Much of their love for socialism comes from their claims of empathizing with those less fortunate after going slumming that one summer or through their fetishism of the Third World.  But don’t confuse their “compassion” for the way many of them treat their own students or sometimes their own colleagues.  No, professors pretty much only care about themselves. 

It’s all about prestige and self-advancement.  If you think high-minded professors are above intimidation, extortion, exploitation, or outright abuse, you are sorely mistaken.

Many follow a “postmodern” creed, excoriating racism, sexism, classism, and act as apologists for terrorists and criminals, but they support the illogicalities of affirmative action and cultural relativism.  Political correctness is more about atoning for their own white guilt and the fact that the University has been one of the most exclusionary institutions in history. 

Professors claim to be “non-judgmental,” but academics are actually some of the most judgmental people around, especially toward those they deem as unenlightened or somehow less-than.

Though I am critical, I actually see a lot of humor in professorial hypocrisy.  I hope my remarks offer some reassurance to people concerned about the current political and economic climate and the perceived shift to the Left or, some might even say, toward socialism. 

I am skeptical that there are more than a handful of any true radicals on either side of the American political spectrum and I doubt you will find many genuinely dangerous individuals in universities.  In most cases, such professors are surpassed in their phoniness only by politicians, entertainers, and elite media figures.

I do want to be clear that I am in no way offering an indictment of higher education.  I wholly believe that the University serves a necessary, worthwhile, and noble purpose.  Furthermore, I fully believe in the principles of academic freedom and liberal education.  But when there is a highly questionable demeanor coming from certain factions of the professoriate, it undermines the credibility of the University and only deepens the suspicions that many feel toward our colleges.

With that in mind, whatever happened to scholarship that had the goal of educating and illuminating its readers?  The works of Gordon Wood, Joseph Ellis, David McCullough, and Samuel Huntington are prime examples of respectable, valuable, worthwhile, and readable scholarship. 

This is probably why they sell books and win awards unlike other smug, masturbatory, highly esoteric research that often doesn’t go beyond the Ivory Tower and only perpetuates the cycle of problems we see in academia.

These problems have been around for years, but I hope I offer some insight from someone who has endured many years among these people.  And I say with little doubt that “radical” professors shouldn’t be feared simply because most of them are just pretend radicals.  And I would even go as far to say that many of them are only nominally liberals. 
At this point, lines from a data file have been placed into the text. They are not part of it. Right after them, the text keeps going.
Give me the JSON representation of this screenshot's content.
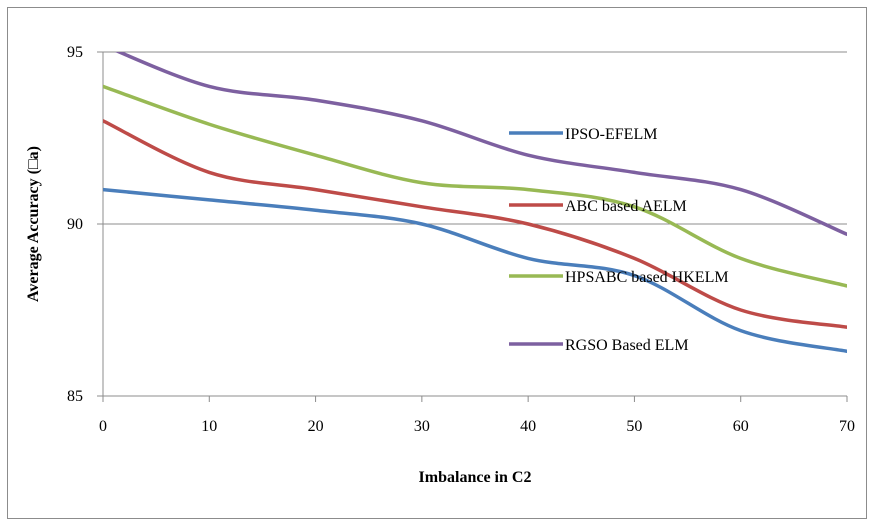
{
  "chart_data": {
    "type": "line",
    "xlabel": "Imbalance in C2",
    "ylabel": "Average Accuracy (□a)",
    "xlim": [
      0,
      70
    ],
    "ylim": [
      85,
      95
    ],
    "x_ticks": [
      0,
      10,
      20,
      30,
      40,
      50,
      60,
      70
    ],
    "y_ticks": [
      85,
      90,
      95
    ],
    "grid": "horizontal",
    "legend_position": "right",
    "x": [
      0,
      10,
      20,
      30,
      40,
      50,
      60,
      70
    ],
    "series": [
      {
        "name": "IPSO-EFELM",
        "color": "#4a7ebb",
        "values": [
          91.0,
          90.7,
          90.4,
          90.0,
          89.0,
          88.5,
          86.9,
          86.3
        ]
      },
      {
        "name": "ABC based AELM",
        "color": "#be4b48",
        "values": [
          93.0,
          91.5,
          91.0,
          90.5,
          90.0,
          89.0,
          87.5,
          87.0
        ]
      },
      {
        "name": "HPSABC based HKELM",
        "color": "#98b954",
        "values": [
          94.0,
          92.9,
          92.0,
          91.2,
          91.0,
          90.5,
          89.0,
          88.2
        ]
      },
      {
        "name": "RGSO Based ELM",
        "color": "#7d60a0",
        "values": [
          95.2,
          94.0,
          93.6,
          93.0,
          92.0,
          91.5,
          91.0,
          89.7
        ]
      }
    ]
  }
}
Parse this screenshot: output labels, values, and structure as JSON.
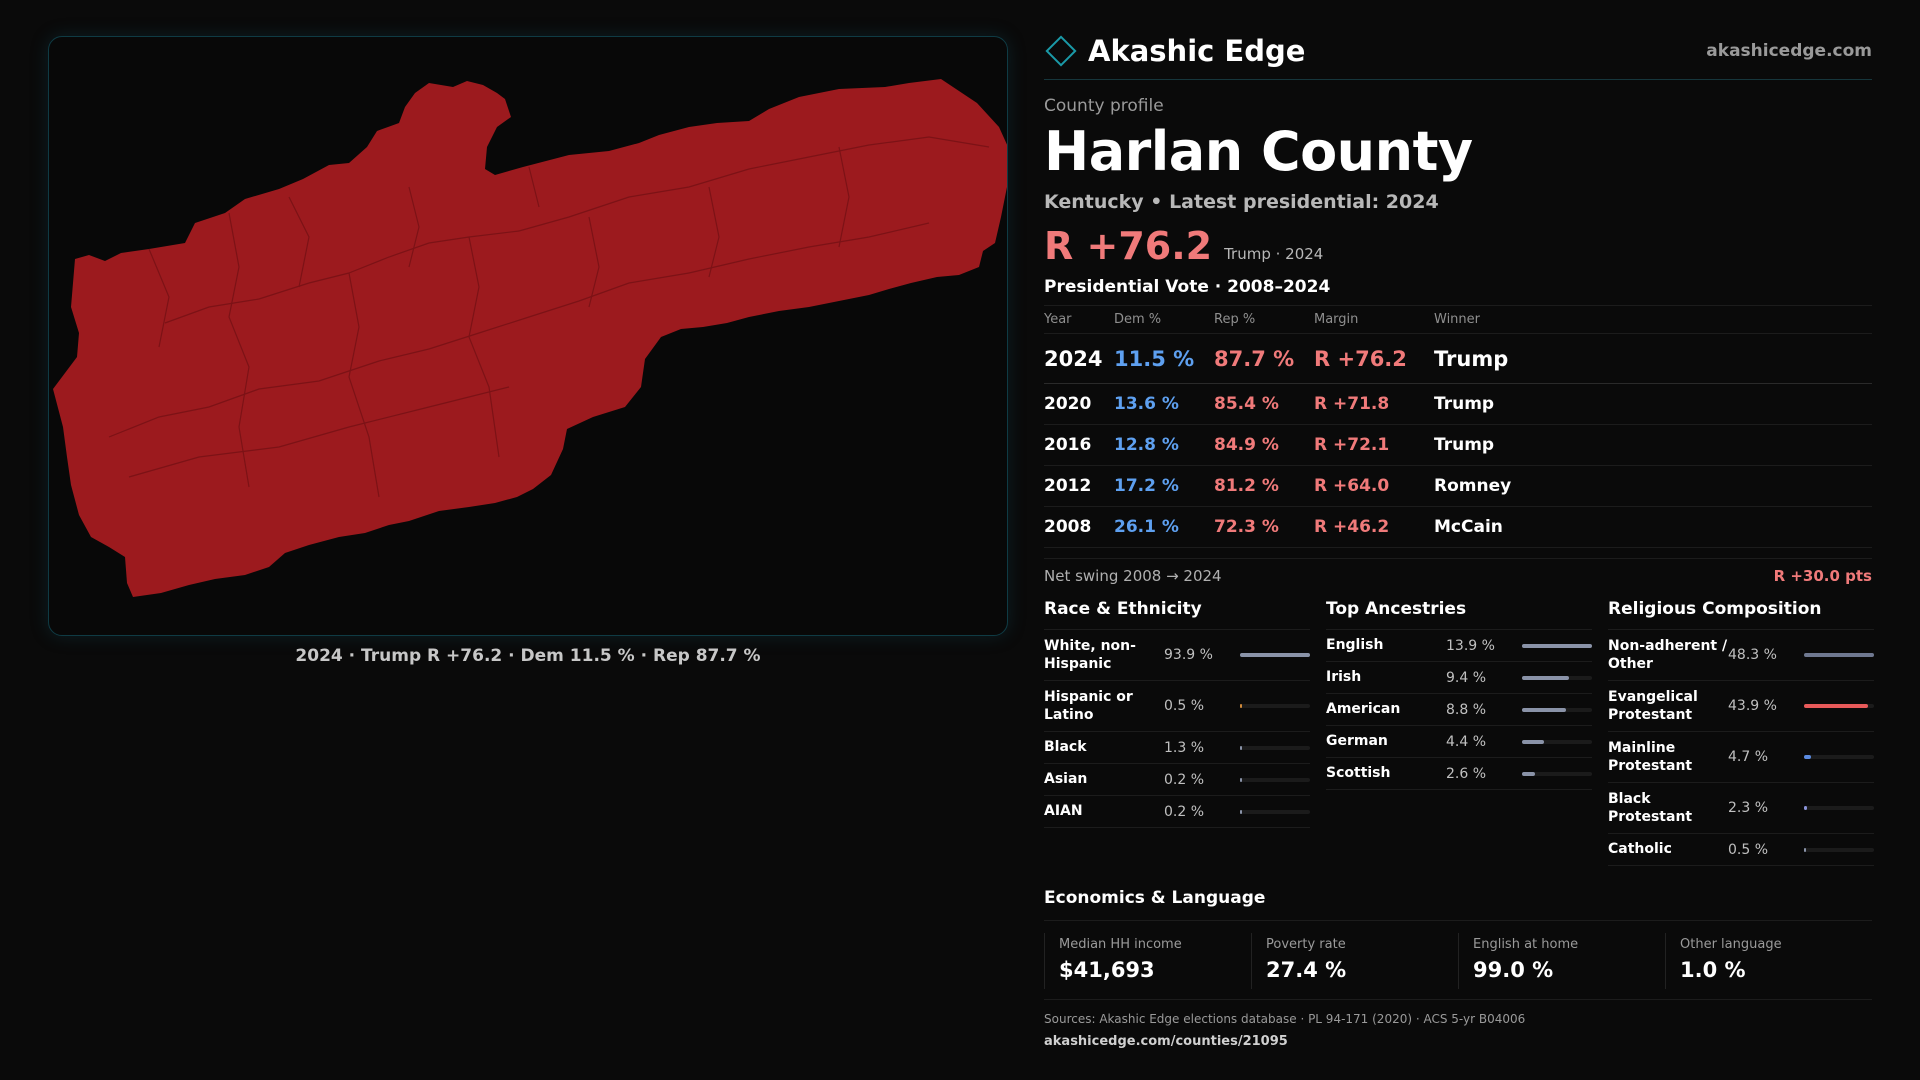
{
  "brand": {
    "name": "Akashic Edge",
    "url": "akashicedge.com",
    "accent": "#1a9aa8"
  },
  "profile": {
    "kicker": "County profile",
    "title": "Harlan County",
    "subtitle": "Kentucky • Latest presidential: 2024",
    "headline_margin": "R +76.2",
    "headline_meta": "Trump · 2024"
  },
  "map": {
    "caption": "2024 · Trump R +76.2 · Dem 11.5 % · Rep 87.7 %",
    "fill_color": "#9c1a1e"
  },
  "votes": {
    "title": "Presidential Vote · 2008–2024",
    "headers": [
      "Year",
      "Dem %",
      "Rep %",
      "Margin",
      "Winner"
    ],
    "rows": [
      {
        "year": "2024",
        "dem": "11.5 %",
        "rep": "87.7 %",
        "margin": "R +76.2",
        "winner": "Trump"
      },
      {
        "year": "2020",
        "dem": "13.6 %",
        "rep": "85.4 %",
        "margin": "R +71.8",
        "winner": "Trump"
      },
      {
        "year": "2016",
        "dem": "12.8 %",
        "rep": "84.9 %",
        "margin": "R +72.1",
        "winner": "Trump"
      },
      {
        "year": "2012",
        "dem": "17.2 %",
        "rep": "81.2 %",
        "margin": "R +64.0",
        "winner": "Romney"
      },
      {
        "year": "2008",
        "dem": "26.1 %",
        "rep": "72.3 %",
        "margin": "R +46.2",
        "winner": "McCain"
      }
    ],
    "swing_label": "Net swing 2008 → 2024",
    "swing_value": "R +30.0 pts"
  },
  "race": {
    "title": "Race & Ethnicity",
    "items": [
      {
        "label": "White, non-Hispanic",
        "value": "93.9 %",
        "pct": 93.9,
        "color": "#8a93a8"
      },
      {
        "label": "Hispanic or Latino",
        "value": "0.5 %",
        "pct": 0.5,
        "color": "#d08a3a"
      },
      {
        "label": "Black",
        "value": "1.3 %",
        "pct": 1.3,
        "color": "#8a93a8"
      },
      {
        "label": "Asian",
        "value": "0.2 %",
        "pct": 0.2,
        "color": "#8a93a8"
      },
      {
        "label": "AIAN",
        "value": "0.2 %",
        "pct": 0.2,
        "color": "#8a93a8"
      }
    ]
  },
  "ancestry": {
    "title": "Top Ancestries",
    "items": [
      {
        "label": "English",
        "value": "13.9 %",
        "pct": 13.9,
        "color": "#8a93a8"
      },
      {
        "label": "Irish",
        "value": "9.4 %",
        "pct": 9.4,
        "color": "#8a93a8"
      },
      {
        "label": "American",
        "value": "8.8 %",
        "pct": 8.8,
        "color": "#8a93a8"
      },
      {
        "label": "German",
        "value": "4.4 %",
        "pct": 4.4,
        "color": "#8a93a8"
      },
      {
        "label": "Scottish",
        "value": "2.6 %",
        "pct": 2.6,
        "color": "#8a93a8"
      }
    ]
  },
  "religion": {
    "title": "Religious Composition",
    "items": [
      {
        "label": "Non-adherent / Other",
        "value": "48.3 %",
        "pct": 48.3,
        "color": "#6f7890"
      },
      {
        "label": "Evangelical Protestant",
        "value": "43.9 %",
        "pct": 43.9,
        "color": "#e85a5a"
      },
      {
        "label": "Mainline Protestant",
        "value": "4.7 %",
        "pct": 4.7,
        "color": "#5a8ae0"
      },
      {
        "label": "Black Protestant",
        "value": "2.3 %",
        "pct": 2.3,
        "color": "#8a93d8"
      },
      {
        "label": "Catholic",
        "value": "0.5 %",
        "pct": 0.5,
        "color": "#8a93a8"
      }
    ]
  },
  "economics": {
    "title": "Economics & Language",
    "cards": [
      {
        "label": "Median HH income",
        "value": "$41,693"
      },
      {
        "label": "Poverty rate",
        "value": "27.4 %"
      },
      {
        "label": "English at home",
        "value": "99.0 %"
      },
      {
        "label": "Other language",
        "value": "1.0 %"
      }
    ]
  },
  "sources": {
    "text": "Sources: Akashic Edge elections database · PL 94-171 (2020) · ACS 5-yr B04006",
    "url": "akashicedge.com/counties/21095"
  }
}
So while we need not fear the actual professors, we should be concerned about the young people they “teach” and interact with, as too many are easily taken in by their charisma and brainwashed accordingly. 

They may offer lots of theatrics and haughty rhetoric, but many of these individuals conduct lucrative consulting work on the side, send their kids to private school, live in posh homes in tony neighborhoods, list questionable and creative “business” and “educational” expenses as tax deductions, and never miss an opportunity to plug their most recent book.

Other academics might dismiss me as some jaded, pseudo-intellectual wannabe.  But my thoughts on the hypocrisy of “radical” academia only intensified with each year I spent in it.  And I think that the “radicals” know the truth.  So don’t let their Marxist-chic, America-hating, sanctimonious rhetoric fool you.  After all, I’m not convinced that they’re even fooling themselves.